Firing the first salvo in this battle, a former speaker of the House of Representatives, Newt Gingrich, said the State Department was bent upon losing the advantages the US military had gained on the ground.
Speaking at the American Enterprise Institute, a Washington-based think tank, Mr Gingrich demanded a major overhaul in the State Department, saying that during the Iraqi crisis the department failed miserably to project America’s policies to the rest of the world.
“The last seven months have involved six months of diplomatic failure and one month of military success. The first days after military victory indicate the pattern of diplomatic failure is beginning once again and threatens to undo the effects of military victory,” said Mr Gingrich, who is also a member of the institute.
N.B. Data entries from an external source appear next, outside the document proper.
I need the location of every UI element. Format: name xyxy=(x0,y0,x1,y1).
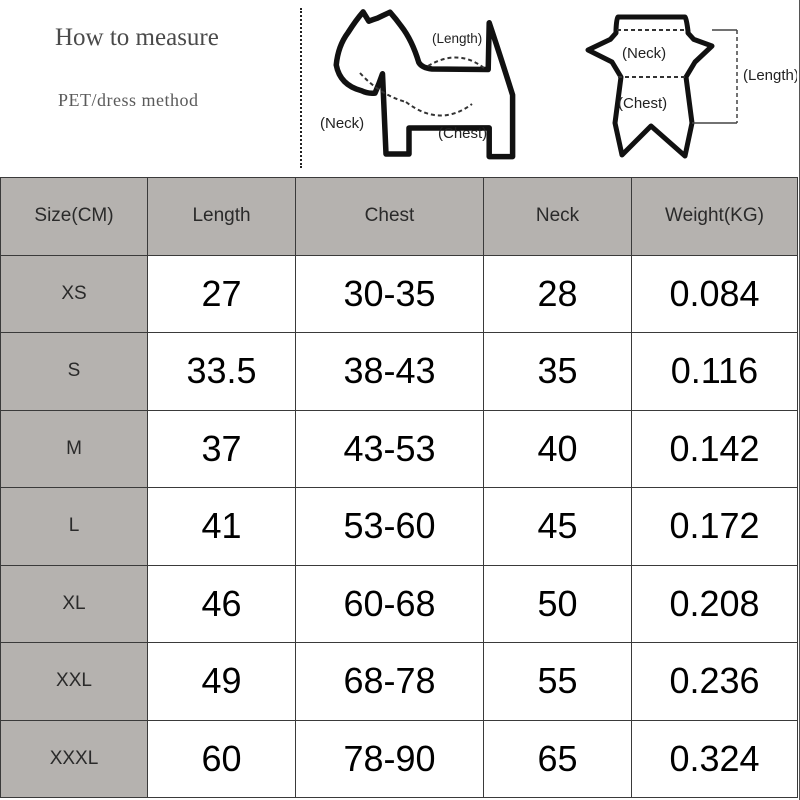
svg-text:(Length): (Length) xyxy=(432,31,482,46)
svg-text:(Neck): (Neck) xyxy=(320,115,364,132)
svg-text:(Chest): (Chest) xyxy=(438,125,487,142)
svg-text:(Chest): (Chest) xyxy=(618,95,667,112)
svg-text:(Neck): (Neck) xyxy=(622,45,666,62)
svg-text:(Length): (Length) xyxy=(743,67,797,84)
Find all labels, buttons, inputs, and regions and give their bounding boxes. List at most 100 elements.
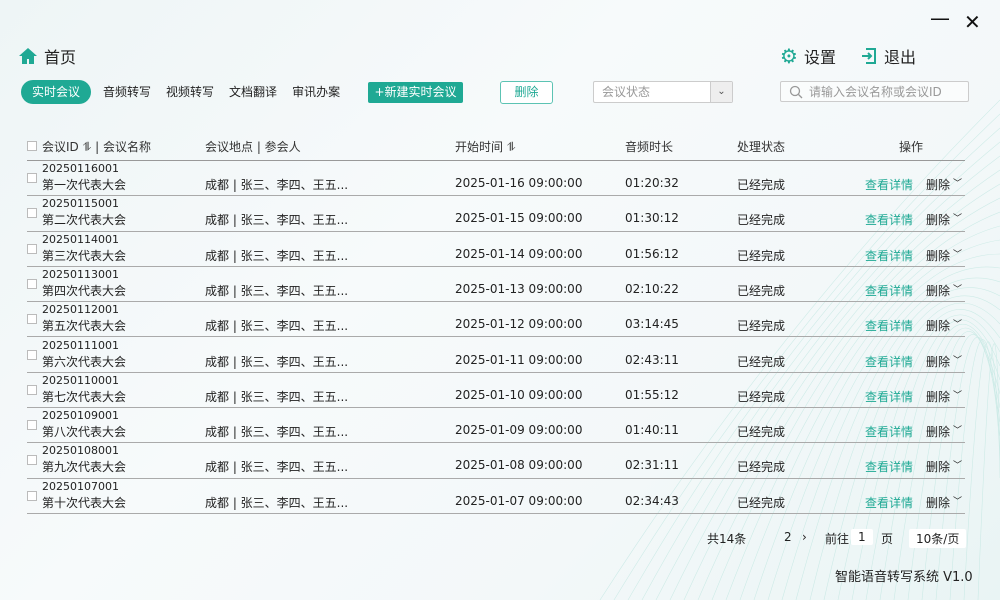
- view-details-link[interactable]: 查看详情: [865, 389, 914, 404]
- row-checkbox[interactable]: [27, 420, 37, 431]
- chevron-down-icon[interactable]: ﹀: [953, 249, 963, 260]
- logout-button[interactable]: 退出: [860, 44, 916, 68]
- view-details-link[interactable]: 查看详情: [865, 248, 914, 263]
- start-time: 2025-01-14 09:00:00: [455, 246, 583, 261]
- chevron-down-icon[interactable]: ⌄: [710, 82, 732, 102]
- row-checkbox[interactable]: [27, 173, 37, 183]
- meeting-name: 第五次代表大会: [42, 319, 127, 334]
- meeting-name: 第四次代表大会: [42, 283, 127, 298]
- meeting-location: 成都 | 张三、李四、王五...: [205, 213, 349, 228]
- chevron-down-icon[interactable]: ﹀: [953, 214, 963, 225]
- wave-line: [613, 113, 1000, 600]
- row-delete-button[interactable]: 删除: [926, 425, 951, 440]
- status-text: 已经完成: [737, 495, 786, 510]
- view-details-link[interactable]: 查看详情: [865, 425, 914, 440]
- chevron-down-icon[interactable]: ﹀: [953, 390, 963, 401]
- page-2-button[interactable]: 2: [784, 530, 792, 544]
- row-checkbox[interactable]: [27, 208, 37, 219]
- goto-page-input[interactable]: 1: [851, 529, 873, 545]
- row-checkbox[interactable]: [27, 314, 37, 325]
- row-delete-button[interactable]: 删除: [926, 178, 951, 192]
- tab-video-transcription[interactable]: 视频转写: [166, 85, 215, 99]
- close-button[interactable]: ✕: [964, 10, 981, 34]
- start-time: 2025-01-10 09:00:00: [455, 387, 583, 402]
- row-checkbox[interactable]: [27, 384, 37, 395]
- row-checkbox[interactable]: [27, 278, 37, 289]
- settings-button[interactable]: ⚙ 设置: [780, 44, 836, 68]
- tab-document-translation[interactable]: 文档翻译: [229, 85, 278, 99]
- table-row: 20250114001 第三次代表大会 成都 | 张三、李四、王五... 202…: [27, 232, 965, 267]
- table-row: 20250107001 第十次代表大会 成都 | 张三、李四、王五... 202…: [27, 479, 965, 514]
- view-details-link[interactable]: 查看详情: [865, 460, 914, 475]
- home-label: 首页: [44, 48, 77, 67]
- view-details-link[interactable]: 查看详情: [865, 178, 914, 192]
- row-delete-button[interactable]: 删除: [926, 319, 951, 334]
- header-start-time[interactable]: 开始时间 ⥮: [455, 140, 516, 154]
- tab-interrogation[interactable]: 审讯办案: [292, 85, 341, 99]
- page-unit-label: 页: [881, 532, 894, 546]
- view-details-link[interactable]: 查看详情: [865, 283, 914, 298]
- chevron-down-icon[interactable]: ﹀: [953, 355, 963, 366]
- table-row: 20250108001 第九次代表大会 成都 | 张三、李四、王五... 202…: [27, 443, 965, 479]
- chevron-down-icon[interactable]: ﹀: [953, 461, 963, 472]
- status-select[interactable]: 会议状态 ⌄: [593, 81, 733, 103]
- audio-duration: 01:55:12: [625, 387, 679, 402]
- chevron-down-icon[interactable]: ﹀: [953, 496, 963, 507]
- meeting-id: 20250116001: [42, 162, 119, 175]
- minimize-button[interactable]: —: [930, 6, 950, 30]
- audio-duration: 01:40:11: [625, 423, 679, 438]
- wave-line: [837, 309, 1000, 600]
- wave-line: [851, 314, 1000, 600]
- chevron-down-icon[interactable]: ﹀: [953, 426, 963, 437]
- view-details-link[interactable]: 查看详情: [865, 495, 914, 510]
- batch-delete-button[interactable]: 删除: [500, 81, 553, 104]
- row-delete-button[interactable]: 删除: [926, 213, 951, 228]
- wave-line: [683, 183, 1000, 600]
- view-details-link[interactable]: 查看详情: [865, 213, 914, 228]
- wave-line: [865, 319, 1000, 600]
- gear-icon: ⚙: [780, 44, 798, 68]
- settings-label: 设置: [803, 48, 836, 67]
- meeting-id: 20250108001: [42, 444, 119, 458]
- meeting-id: 20250113001: [42, 267, 119, 281]
- view-details-link[interactable]: 查看详情: [865, 354, 914, 369]
- page-size-select[interactable]: 10条/页: [909, 529, 967, 548]
- new-meeting-button[interactable]: +新建实时会议: [368, 82, 463, 103]
- meeting-location: 成都 | 张三、李四、王五...: [205, 460, 349, 475]
- view-details-link[interactable]: 查看详情: [865, 319, 914, 334]
- select-all-checkbox[interactable]: [27, 141, 37, 151]
- table-row: 20250111001 第六次代表大会 成都 | 张三、李四、王五... 202…: [27, 338, 965, 373]
- chevron-down-icon[interactable]: ﹀: [953, 284, 963, 295]
- row-delete-button[interactable]: 删除: [926, 389, 951, 404]
- meeting-id: 20250107001: [42, 479, 119, 493]
- meeting-id: 20250115001: [42, 197, 119, 211]
- header-location: 会议地点 | 参会人: [205, 140, 301, 154]
- home-link[interactable]: 首页: [18, 44, 76, 68]
- meeting-location: 成都 | 张三、李四、王五...: [205, 354, 349, 369]
- chevron-down-icon[interactable]: ﹀: [953, 320, 963, 331]
- row-delete-button[interactable]: 删除: [926, 495, 951, 510]
- meeting-id: 20250111001: [42, 338, 119, 352]
- row-delete-button[interactable]: 删除: [926, 248, 951, 263]
- row-delete-button[interactable]: 删除: [926, 354, 951, 369]
- wave-line: [753, 253, 1000, 600]
- row-delete-button[interactable]: 删除: [926, 283, 951, 298]
- table-row: 20250109001 第八次代表大会 成都 | 张三、李四、王五... 202…: [27, 408, 965, 444]
- header-id-name[interactable]: 会议ID ⥮ | 会议名称: [42, 140, 151, 154]
- row-checkbox[interactable]: [27, 455, 37, 466]
- row-checkbox[interactable]: [27, 349, 37, 360]
- row-checkbox[interactable]: [27, 243, 37, 254]
- header-operations: 操作: [899, 140, 924, 154]
- wave-line: [977, 343, 1000, 600]
- meeting-name: 第九次代表大会: [42, 460, 127, 475]
- next-page-button[interactable]: ›: [802, 530, 807, 544]
- row-delete-button[interactable]: 删除: [926, 460, 951, 475]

According to the former speaker, the culture of the State Department represents “process, politeness, and accommodation” as opposed to the president’s approach of “facts, values and outcomes”.
The State Department, he said, undermined the US position at the United Nations by accepting inspections and by agreeing to Hans Blix as the chief UN weapons inspector.
And it was the “ineffective and incoherent” State Department that lost the battle for world public opinion, and despite a “pathetic public campaign of hand wringing and desperation”, it failed to gain a majority on the Security Council for a second resolution, he said.